Almost 2,000 women who work for retail giant Walmart have filed individual complaints against the company with the Equal Opportunity Employment Commission. The mass filing is in response to last year's controversial Supreme Court decision that found that the women's discrimination claims did not have enough in common to be considered for class-action status. The complaints were filed in every Walmart retail region in the United States, which includes Pennsylvania.
The women have complained to the EEOC that Walmart systematically discriminates against women by not providing equal pay or equal promotional opportunities. Last year's Supreme Court ruling did not touch on whether or not the claims had merit or were true, but rather focused on the class action certification. If the conduct that is alleged in the complaints is really happening, it constitutes illegal employment discrimination and a violation of equal protection laws.
The EEOC is charged with reviewing all of the cases and enforcing employee protection laws in any cases where discrimination is present. The statute of limitations in these cases allows women with complaints dating back to December 1998 to file for relief with the EEOC.

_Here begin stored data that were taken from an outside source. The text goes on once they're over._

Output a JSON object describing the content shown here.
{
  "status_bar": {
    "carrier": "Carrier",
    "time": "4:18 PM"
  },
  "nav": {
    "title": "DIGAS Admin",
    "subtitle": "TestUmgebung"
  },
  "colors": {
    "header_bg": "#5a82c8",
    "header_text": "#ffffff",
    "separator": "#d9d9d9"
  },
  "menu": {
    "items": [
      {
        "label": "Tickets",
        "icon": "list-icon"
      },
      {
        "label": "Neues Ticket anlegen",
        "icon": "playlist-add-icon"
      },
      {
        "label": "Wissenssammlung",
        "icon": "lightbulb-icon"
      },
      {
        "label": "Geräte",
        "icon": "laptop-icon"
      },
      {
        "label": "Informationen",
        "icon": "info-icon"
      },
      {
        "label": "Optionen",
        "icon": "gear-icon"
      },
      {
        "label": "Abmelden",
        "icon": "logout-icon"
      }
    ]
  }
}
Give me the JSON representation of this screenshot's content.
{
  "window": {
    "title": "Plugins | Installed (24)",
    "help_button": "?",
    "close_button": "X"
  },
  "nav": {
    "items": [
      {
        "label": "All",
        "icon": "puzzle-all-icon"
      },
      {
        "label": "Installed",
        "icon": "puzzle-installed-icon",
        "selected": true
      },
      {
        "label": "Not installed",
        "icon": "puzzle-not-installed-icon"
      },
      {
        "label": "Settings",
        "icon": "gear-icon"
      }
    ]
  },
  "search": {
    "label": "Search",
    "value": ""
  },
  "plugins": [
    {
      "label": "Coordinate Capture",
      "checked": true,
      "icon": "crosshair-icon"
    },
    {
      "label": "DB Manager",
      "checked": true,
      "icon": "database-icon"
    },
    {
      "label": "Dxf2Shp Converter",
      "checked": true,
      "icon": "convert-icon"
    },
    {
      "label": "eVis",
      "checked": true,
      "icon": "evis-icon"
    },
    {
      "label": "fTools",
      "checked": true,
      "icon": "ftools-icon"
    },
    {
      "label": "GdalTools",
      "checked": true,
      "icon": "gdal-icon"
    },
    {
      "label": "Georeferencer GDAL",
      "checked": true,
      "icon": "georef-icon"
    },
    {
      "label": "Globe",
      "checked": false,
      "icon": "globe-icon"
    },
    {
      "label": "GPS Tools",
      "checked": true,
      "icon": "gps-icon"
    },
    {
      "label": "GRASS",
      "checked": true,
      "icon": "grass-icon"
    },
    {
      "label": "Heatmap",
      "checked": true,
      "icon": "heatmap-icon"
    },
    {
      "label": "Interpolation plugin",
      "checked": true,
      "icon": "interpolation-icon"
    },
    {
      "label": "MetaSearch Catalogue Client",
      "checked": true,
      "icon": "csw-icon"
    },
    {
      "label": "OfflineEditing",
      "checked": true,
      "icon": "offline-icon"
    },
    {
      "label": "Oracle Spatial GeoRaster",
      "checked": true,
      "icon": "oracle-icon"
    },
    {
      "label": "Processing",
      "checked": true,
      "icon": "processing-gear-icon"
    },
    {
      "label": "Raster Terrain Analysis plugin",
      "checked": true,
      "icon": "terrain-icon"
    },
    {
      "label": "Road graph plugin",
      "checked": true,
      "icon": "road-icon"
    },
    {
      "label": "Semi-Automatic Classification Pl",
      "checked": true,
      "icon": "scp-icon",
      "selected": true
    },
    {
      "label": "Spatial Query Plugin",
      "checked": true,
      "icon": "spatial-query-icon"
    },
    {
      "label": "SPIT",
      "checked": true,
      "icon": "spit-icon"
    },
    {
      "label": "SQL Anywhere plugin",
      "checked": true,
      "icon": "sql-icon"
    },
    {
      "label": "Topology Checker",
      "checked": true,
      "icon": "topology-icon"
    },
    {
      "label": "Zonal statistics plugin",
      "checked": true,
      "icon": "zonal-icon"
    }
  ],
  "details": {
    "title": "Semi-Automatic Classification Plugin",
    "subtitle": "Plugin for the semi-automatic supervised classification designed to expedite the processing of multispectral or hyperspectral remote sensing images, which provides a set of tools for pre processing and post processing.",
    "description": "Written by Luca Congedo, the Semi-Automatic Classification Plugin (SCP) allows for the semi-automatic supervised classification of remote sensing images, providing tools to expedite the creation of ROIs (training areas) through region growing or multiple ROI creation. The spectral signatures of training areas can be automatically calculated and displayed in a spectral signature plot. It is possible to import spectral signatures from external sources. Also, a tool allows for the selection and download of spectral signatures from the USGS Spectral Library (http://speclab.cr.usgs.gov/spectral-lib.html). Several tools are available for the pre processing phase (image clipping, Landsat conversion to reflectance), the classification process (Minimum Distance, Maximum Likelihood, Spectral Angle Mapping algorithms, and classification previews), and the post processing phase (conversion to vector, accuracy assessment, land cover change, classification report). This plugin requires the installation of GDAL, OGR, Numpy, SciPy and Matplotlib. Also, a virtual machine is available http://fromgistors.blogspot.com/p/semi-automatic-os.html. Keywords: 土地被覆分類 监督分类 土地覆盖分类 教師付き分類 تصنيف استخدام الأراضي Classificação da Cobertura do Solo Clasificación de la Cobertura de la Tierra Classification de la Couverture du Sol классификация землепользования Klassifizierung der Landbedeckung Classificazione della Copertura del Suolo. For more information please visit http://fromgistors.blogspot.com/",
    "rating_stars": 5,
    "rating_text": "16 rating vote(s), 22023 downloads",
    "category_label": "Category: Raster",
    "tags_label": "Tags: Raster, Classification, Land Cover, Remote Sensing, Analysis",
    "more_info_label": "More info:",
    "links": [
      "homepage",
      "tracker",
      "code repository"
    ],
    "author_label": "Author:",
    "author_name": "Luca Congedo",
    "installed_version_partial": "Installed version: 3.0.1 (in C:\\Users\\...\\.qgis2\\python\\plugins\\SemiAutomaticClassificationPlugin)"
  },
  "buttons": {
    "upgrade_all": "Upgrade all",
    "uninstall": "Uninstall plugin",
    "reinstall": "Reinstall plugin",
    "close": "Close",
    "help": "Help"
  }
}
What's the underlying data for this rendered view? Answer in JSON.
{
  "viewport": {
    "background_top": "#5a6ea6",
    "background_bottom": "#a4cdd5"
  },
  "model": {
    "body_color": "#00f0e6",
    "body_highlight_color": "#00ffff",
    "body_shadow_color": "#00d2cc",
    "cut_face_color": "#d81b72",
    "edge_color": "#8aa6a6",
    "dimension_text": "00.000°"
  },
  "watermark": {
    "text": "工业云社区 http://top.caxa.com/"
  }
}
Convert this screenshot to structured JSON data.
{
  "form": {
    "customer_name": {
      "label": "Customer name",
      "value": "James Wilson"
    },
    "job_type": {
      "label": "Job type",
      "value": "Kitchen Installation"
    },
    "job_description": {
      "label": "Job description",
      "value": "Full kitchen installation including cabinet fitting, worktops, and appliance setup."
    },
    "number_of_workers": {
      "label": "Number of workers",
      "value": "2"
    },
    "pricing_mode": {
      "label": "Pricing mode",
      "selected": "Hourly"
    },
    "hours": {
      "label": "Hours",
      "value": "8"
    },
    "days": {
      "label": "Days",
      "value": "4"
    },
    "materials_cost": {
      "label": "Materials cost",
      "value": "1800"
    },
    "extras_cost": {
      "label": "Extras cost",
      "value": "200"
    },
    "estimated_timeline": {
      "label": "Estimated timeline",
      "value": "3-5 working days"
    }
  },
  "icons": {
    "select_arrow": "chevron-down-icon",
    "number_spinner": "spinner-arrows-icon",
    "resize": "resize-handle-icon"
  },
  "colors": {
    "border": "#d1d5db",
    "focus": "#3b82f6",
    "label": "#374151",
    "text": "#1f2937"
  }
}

As we've discussed many times before on this blog, sex discrimination is not only wrong on a moral level, but it is also strictly prohibited by federal and state laws. All employees have the right to be treated equally and shouldn't have to initiate a legal action to be given the same opportunities as anyone else. However, the injustice of discrimination still happens all the time and the law provides a remedy for anyone discriminated against on the basis of sex, age, race, religion, national origin, or disability status.